Тогда я сказал бы им:
– Рейтинги могли взлететь до небес. Каждый раз, когда кто‐то подыхает в прямом эфире, любое, даже самое унылое, реалити-шоу поднимается на первые места в топ-чарте.
И ещё:
– Ничто так не будоражит зрительский интерес, как чьи‐то кишки, намотанные на люстру. Или расколотый надвое череп, из которого на кухонную плиту вытекают мозги. Это гениально простое, первобытно примитивное искусство наглядно демонстрирует потаённую суть человека, его подлинную глубину, и оттого оно ценится так высоко.
И ещё:
– Передавайте привет Майе, fils de pute[1].
Я столько раз прокручивал эту эффектную речь в уме, что, думаю, вышло бы впечатляюще. Вы, ребята, оценили бы. Но вот незадача: никто не захотел меня слушать. Возможно, все попросту растерялись, чего уж там. Сценарий не предполагал, что я узнаю правду, пойму, что тут происходит на самом деле. Пока я жил в неведении, всё было зашибись. И мне хлеб, и вам зрелище – чётенько, как в методичке.

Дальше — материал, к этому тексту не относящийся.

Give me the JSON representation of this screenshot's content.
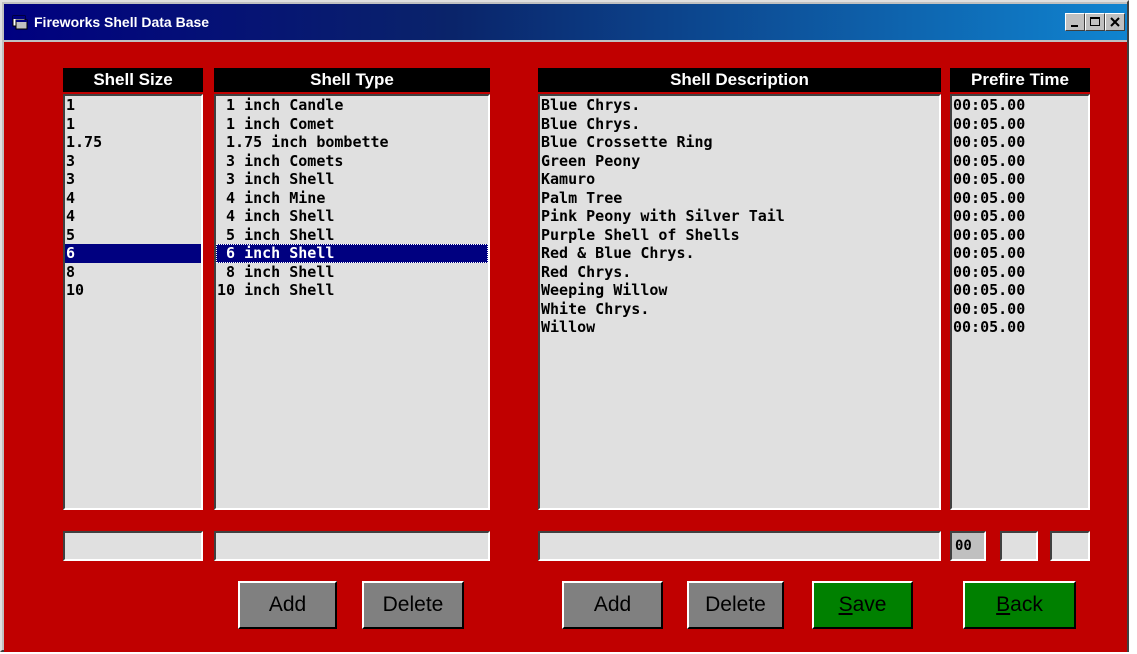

Ну ладно, с хлебом был напряг, но зрелище выходило каждый день, строго по расписанию, в двадцать один ноль-ноль. Тогда я ещё этого не знал, даже предположить не мог, что представляет собой моя нелепая жизнь.
Вам когда‐нибудь казалось, что само ваше существование подозрительно похоже на дерьмово срежиссированное реалити-шоу? Если да, знайте: вы недалеки от правды. Извиняйте, ребятки, но замалчивать её я не стану. Кто сказал, что на пути к просветлению должно быть хорошо? Хорошо будет потом, а сейчас будет плохо.
Начнём, пожалуй, с главного, чего ходить вокруг да около. Кто там отвечает за монтаж, пустите картинку. Да нет, кретины, не эту, бродяга пришёл позже. Кстати, ребятки, помните его? Ну да, забудешь такое, ха-ха.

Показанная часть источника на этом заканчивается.